In flashback we quickly learn how deceiving the Dunnes' facade was. Early, playful honeymoon teasing soon gives way not only to financial difficulties and family problems but also festering resentment and emotional abuse. Possibly physical as well. How is it that Nick was so clueless about his wife? Her friends? The fact that she was pregnant? But each flashback is from Amy's point of view, an important consideration. These scenes paint some bleak, perhaps uncomfortably real moments as when after husband subjects wife to quick, joyless sex and then flippantly inquires, "How about Outback tonight?".
Eventually, there will be a scene that reveals how and why Amy went missing. What we learn is as revealing as it is depressing. And no, invisible audience, I am not revealing any more. To spoil this movie's secrets will truly subtract from the experience.
And thus it is difficult to discuss GONE GIRL without analyzing those later scenes, its labyrinthine plotting and scathing indictments of a relationship turned sour. But soon, even more disturbingly, you learn that despite all of the negative, harsh observations this is still a love story, albeit an alarmingly twisted one. Perhaps, sadly, characteristic of many contemporary couplings. The discussions of how one transforms him or herself into what they think their mate wants is especially trenchant. There were moments when the film's (particularly one character's) cynicism was so concentrated I almost gasped. I kept wondering what happened to Flynn to prompt her to create such a downbeat story. How can we get such a clear, internal gape into the mind of unspeakable hurt and pain and calculated evil unless the author had experienced something akin to this herself? I have not read any interviews, so maybe you can tell me?
The film's ultimate cynicism about both Federal and local law enforcement is also quite disheartening. As you ponder that, you may start finding flaws in the patchwork. GONE GIRL is not an airtight thriller, rather more of painful social treatise.
Fincher, one of the few mainstream directors who can be called an artist, surprised me this time with unusually subdued direction, despite reports that again he subjected actors to as many as fifty takes of one scene. Aside from a few stunning shots - the emergence of a character drenched in blood from a car and a sex scene shot overhead that makes the female appear as like a spider devouring her prey - there is little of the sort of fluid style the director has employed so many times before in films such as FIGHT CLUB and ZODIAC. Even THE SOCIAL NETWORK is flashier. I think I will appreciate Fincher's restraint with GONE GIRL more when I see it again. Trent Reznor and Atticus Ross again provide a perfect score, also almost minimalist, and eerier than ever.

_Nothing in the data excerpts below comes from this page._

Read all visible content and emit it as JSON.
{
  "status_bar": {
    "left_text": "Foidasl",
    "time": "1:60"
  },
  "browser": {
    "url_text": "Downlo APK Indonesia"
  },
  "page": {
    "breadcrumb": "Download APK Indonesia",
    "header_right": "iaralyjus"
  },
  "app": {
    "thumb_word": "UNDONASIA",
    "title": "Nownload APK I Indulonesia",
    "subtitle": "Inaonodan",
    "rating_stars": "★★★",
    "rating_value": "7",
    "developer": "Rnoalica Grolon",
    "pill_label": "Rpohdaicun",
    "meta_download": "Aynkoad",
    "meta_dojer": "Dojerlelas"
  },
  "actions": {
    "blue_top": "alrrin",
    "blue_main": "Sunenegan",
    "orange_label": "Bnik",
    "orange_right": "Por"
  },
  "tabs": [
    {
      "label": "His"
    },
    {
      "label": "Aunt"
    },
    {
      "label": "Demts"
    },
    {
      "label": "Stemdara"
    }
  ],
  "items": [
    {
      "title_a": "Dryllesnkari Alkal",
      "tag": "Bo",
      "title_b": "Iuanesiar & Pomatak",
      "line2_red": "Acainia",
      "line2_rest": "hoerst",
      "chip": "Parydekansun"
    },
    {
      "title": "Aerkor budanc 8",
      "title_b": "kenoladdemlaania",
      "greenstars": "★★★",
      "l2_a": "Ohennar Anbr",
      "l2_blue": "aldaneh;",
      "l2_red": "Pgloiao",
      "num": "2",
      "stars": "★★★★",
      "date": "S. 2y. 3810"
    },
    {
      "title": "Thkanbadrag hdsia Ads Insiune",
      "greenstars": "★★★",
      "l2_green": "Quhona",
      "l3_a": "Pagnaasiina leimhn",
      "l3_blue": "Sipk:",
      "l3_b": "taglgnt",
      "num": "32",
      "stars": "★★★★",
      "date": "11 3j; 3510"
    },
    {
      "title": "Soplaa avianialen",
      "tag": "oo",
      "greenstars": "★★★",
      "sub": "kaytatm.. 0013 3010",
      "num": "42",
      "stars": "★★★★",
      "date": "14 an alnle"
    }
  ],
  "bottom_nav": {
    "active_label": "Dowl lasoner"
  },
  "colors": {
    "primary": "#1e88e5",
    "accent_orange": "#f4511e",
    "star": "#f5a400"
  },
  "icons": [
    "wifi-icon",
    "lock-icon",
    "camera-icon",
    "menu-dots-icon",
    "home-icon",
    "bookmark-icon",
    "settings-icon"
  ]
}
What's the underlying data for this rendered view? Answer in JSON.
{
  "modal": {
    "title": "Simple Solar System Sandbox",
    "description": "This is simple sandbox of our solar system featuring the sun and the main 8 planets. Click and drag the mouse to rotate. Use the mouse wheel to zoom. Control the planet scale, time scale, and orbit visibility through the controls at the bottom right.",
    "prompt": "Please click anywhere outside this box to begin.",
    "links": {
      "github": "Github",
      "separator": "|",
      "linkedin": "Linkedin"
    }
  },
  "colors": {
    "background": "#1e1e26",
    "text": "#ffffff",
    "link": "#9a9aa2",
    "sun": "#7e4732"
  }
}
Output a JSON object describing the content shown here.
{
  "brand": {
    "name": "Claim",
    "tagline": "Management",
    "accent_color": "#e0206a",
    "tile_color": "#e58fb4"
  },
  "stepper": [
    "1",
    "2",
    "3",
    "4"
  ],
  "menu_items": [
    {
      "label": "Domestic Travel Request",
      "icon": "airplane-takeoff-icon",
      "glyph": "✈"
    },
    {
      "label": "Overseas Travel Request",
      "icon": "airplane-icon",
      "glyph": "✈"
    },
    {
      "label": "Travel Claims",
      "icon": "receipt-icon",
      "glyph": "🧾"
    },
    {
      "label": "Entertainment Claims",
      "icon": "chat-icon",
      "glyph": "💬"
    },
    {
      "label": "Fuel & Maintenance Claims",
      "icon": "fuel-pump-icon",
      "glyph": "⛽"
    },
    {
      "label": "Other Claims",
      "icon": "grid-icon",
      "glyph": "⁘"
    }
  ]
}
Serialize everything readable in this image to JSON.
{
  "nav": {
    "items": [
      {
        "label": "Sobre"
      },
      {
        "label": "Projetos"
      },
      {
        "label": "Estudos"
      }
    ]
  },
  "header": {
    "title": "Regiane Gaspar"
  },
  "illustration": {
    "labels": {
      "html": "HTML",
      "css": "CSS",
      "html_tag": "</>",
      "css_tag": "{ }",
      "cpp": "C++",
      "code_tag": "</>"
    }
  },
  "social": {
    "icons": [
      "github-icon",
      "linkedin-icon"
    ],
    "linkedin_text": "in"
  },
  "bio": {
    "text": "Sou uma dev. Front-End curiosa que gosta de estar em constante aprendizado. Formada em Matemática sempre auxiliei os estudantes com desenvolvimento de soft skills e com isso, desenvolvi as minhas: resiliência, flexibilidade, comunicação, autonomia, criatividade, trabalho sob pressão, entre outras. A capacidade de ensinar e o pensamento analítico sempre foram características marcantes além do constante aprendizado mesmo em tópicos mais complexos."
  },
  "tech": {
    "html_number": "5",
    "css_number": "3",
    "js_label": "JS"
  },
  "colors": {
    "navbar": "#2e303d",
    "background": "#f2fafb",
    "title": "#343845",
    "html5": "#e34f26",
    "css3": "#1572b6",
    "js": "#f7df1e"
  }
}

The performances are across the board fine, including (surprisingly) Tyler Perry as an attorney who specializes in accused husbands and Carrie Coon as Nick's twin sister. Neil Patrick Harris is the right sort of creepy for his part as Amy's childhood ex. Affleck is perfectly cast in an Everyman role, far from innocent though not necessarily guilty. As for Pike - well, her knockout turn is undeniably strong, and will haunt you long afterward. "They'll" be talking about it for years to come.